With this new moon, what if it’s not about becoming someone entirely new? Perhaps it can me more about how you show up.

Refinement asks different questions. Instead of “What should I add?” it asks, “What can I simplify?” Instead of “What else can I take on?” it asks, “What deserves my full yes?” Instead of “How do I do more?” it asks, “What allows me to do what matters without depletion?”

This is where the power of a clean yes comes in.

A true yes is not rushed. It does not come from obligation, guilt, or habit. A true yes has weight to it. It is something you can stand behind, sustain, and honor over time. It feels steady in your body, not tight or frantic. It expands you rather than fragments you.

When you say yes from this place, your energy follows. Your attention sharpens. Your work becomes cleaner and more effective. You are no longer scattered across too many commitments that all need “just one more thing.” You are present where you are meant to be.

Of course, a clean yes only exists when it is paired with a clear no.

Standing by your no can be uncomfortable, especially for women who have built their careers on reliability, competence, and being the one everyone else seems to count on. Refinement requires discernment, and discernment requires boundaries. Often, it means you are honoring your capacity.

Not every opportunity is an alignment. Not every request deserves an explanation. Not every open door is meant to be walked through right now. When you say no with integrity, you are not closing yourself off. You are protecting what you have already said yes to.

This is especially important at the beginning of the year, when expectations multiply quickly. Projects get proposed. Calendars fill. Roles expand without much discussion. If you are not intentional early on, January can quietly set the tone for twelve months of overextension.

This does not mean you withdraw. It means you choose. It means you decide what kind of year you are willing to have, not just what kind of year you are capable of having. It means recognizing that sustainability is not a luxury. It is a strategy.

January does not need all of you at once. This year does not require constant proving. It asks for clarity, discernment, and trust in your ability to choose well.

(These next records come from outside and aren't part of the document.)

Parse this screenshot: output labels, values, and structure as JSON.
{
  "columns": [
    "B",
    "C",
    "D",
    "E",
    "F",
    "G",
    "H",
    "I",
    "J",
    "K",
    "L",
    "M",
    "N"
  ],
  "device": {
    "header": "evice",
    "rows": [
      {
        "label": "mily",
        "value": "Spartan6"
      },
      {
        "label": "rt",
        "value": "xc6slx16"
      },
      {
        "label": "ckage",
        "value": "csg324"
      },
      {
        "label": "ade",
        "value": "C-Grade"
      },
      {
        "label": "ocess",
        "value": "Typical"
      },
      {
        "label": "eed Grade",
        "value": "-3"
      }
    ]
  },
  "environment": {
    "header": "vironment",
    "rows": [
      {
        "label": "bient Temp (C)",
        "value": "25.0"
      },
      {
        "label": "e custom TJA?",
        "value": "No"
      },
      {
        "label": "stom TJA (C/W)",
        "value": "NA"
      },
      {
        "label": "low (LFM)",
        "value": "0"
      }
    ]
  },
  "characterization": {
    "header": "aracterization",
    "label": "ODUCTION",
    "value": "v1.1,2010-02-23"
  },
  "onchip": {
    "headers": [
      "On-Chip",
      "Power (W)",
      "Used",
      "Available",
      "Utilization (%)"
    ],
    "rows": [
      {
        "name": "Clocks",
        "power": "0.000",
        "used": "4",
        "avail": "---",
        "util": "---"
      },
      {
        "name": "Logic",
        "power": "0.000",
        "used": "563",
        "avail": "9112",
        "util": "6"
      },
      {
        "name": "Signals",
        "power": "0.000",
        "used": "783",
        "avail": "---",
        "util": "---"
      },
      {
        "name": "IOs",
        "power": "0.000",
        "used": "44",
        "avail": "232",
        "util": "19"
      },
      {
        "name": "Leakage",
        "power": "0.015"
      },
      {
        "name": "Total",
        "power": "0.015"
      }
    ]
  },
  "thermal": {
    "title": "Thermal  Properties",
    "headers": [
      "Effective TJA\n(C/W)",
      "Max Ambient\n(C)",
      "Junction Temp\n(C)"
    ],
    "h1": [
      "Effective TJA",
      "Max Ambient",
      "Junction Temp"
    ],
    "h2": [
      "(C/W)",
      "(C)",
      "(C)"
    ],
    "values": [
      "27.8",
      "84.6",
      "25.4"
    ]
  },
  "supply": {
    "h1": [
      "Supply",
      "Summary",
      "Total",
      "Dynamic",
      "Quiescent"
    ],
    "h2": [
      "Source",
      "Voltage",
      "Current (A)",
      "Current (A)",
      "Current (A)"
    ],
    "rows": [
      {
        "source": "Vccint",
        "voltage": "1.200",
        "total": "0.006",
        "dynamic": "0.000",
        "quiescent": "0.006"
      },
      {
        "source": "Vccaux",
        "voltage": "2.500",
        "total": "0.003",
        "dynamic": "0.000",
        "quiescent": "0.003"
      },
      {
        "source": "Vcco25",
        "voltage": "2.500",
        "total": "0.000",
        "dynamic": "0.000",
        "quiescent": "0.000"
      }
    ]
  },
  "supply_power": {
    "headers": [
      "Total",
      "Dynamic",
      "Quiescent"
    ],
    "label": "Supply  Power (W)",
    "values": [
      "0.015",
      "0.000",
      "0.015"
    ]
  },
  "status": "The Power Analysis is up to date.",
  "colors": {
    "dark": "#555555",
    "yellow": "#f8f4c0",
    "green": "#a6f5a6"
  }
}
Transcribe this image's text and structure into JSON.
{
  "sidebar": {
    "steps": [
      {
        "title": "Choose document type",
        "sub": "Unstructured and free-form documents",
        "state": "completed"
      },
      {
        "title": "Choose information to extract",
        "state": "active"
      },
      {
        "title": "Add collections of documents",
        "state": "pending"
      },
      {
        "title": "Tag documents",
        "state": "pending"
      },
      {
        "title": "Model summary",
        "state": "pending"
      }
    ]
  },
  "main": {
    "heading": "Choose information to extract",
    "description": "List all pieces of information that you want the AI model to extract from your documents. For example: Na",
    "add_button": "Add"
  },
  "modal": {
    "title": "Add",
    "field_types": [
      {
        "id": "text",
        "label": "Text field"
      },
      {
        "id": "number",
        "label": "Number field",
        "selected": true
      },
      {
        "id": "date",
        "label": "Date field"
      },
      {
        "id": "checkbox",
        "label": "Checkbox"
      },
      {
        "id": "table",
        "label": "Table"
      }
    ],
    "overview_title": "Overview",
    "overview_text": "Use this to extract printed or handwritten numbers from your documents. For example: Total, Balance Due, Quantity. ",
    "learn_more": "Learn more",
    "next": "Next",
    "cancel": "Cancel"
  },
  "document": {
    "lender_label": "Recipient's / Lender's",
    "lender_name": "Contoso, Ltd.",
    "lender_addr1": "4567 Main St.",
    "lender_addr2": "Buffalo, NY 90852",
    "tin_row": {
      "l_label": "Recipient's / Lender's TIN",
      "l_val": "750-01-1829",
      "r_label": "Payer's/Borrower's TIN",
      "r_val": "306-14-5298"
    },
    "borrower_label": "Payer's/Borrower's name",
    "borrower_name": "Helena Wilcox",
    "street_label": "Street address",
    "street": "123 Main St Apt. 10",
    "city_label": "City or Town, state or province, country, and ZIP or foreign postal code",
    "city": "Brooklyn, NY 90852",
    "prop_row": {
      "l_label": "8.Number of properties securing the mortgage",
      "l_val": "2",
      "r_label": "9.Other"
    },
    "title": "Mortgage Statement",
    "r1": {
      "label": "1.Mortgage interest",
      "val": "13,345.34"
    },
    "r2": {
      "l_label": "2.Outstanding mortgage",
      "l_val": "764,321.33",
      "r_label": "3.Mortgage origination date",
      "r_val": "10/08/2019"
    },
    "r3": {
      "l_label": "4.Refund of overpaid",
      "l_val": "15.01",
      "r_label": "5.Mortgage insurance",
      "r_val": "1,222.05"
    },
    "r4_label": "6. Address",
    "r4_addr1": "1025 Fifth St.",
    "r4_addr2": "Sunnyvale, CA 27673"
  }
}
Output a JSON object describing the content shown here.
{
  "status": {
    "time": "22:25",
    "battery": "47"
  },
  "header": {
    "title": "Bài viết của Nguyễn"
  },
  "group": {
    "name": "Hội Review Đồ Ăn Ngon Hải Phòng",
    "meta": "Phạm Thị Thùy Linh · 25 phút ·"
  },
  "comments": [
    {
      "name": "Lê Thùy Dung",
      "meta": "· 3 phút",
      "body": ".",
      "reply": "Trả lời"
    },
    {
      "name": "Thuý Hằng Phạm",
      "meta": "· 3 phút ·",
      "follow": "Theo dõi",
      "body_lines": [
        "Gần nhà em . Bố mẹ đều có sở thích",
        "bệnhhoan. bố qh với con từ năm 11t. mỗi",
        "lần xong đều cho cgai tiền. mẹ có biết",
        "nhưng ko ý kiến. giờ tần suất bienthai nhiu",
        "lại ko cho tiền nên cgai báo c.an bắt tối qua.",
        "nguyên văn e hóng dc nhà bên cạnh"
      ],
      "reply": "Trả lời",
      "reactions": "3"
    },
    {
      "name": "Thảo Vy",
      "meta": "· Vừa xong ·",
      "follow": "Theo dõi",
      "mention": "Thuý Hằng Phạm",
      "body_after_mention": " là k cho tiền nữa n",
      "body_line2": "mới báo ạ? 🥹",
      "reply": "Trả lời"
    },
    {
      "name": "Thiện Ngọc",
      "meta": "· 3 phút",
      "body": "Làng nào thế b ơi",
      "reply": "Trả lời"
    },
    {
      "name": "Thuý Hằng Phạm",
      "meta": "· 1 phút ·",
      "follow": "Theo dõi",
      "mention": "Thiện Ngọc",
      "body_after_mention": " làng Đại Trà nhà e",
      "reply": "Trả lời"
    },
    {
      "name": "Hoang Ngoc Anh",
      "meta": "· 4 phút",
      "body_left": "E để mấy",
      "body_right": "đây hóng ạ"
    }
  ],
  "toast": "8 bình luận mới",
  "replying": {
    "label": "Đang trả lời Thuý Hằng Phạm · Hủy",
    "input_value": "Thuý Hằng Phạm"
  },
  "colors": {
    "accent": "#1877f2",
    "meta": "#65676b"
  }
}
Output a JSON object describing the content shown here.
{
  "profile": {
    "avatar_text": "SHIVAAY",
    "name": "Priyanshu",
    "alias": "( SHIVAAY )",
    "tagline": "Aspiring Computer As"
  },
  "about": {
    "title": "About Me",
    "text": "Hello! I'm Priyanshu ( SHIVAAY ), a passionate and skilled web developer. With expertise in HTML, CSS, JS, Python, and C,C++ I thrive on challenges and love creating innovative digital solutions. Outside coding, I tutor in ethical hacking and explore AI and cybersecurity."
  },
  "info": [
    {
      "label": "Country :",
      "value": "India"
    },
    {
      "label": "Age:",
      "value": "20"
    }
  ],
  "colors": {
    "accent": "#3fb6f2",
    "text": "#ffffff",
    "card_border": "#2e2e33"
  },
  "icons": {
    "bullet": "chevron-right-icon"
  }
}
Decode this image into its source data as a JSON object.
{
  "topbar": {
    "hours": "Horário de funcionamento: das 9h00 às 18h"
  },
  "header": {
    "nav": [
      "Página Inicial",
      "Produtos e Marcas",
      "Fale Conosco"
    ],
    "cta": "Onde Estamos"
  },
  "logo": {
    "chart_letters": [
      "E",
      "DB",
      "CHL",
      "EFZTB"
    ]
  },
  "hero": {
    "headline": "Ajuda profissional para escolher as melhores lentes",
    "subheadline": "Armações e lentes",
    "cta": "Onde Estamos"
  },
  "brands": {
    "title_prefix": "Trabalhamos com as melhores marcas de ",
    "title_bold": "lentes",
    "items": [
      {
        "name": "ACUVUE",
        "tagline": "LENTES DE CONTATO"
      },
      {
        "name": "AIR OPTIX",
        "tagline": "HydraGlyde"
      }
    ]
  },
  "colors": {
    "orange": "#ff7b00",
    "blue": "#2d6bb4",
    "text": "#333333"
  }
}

Refinement is not about shrinking your life. It is about shaping it with care.

For Your Consideration:

With this New Moon, consider letting it serve as a quiet checkpoint rather than a dramatic reset. You do not need to map the entire year. You simply need to notice where your yes feels genuine and where it feels automatic. You need to notice where you are still saying yes out of habit, and where a thoughtful no would create more space, clarity, or ease.

There is something deeply grounding about standing by your choices early in the year. It creates a sense of internal alignment that carries forward into everything else. When your yes is clean and your no is honored, your days feel less frantic and your work feels more intentional.

You might reflect on what it would look like to let your choices be guided by alignment instead of expectation, by sustainability instead of urgency, by intention instead of habit.

There is no prize for carrying more than is yours. There is, however, a quiet confidence that comes from knowing where you stand and standing there on purpose.

Okay, Your Turn:

What deserves a clear, steady yes from you this year? Where can you take a stand for yourself, and provide a respectful, unapologetic no?

I invite you to share your observations, feelings, and experiences by leaving a Reply in the Comments section, below. Soul-to-soul!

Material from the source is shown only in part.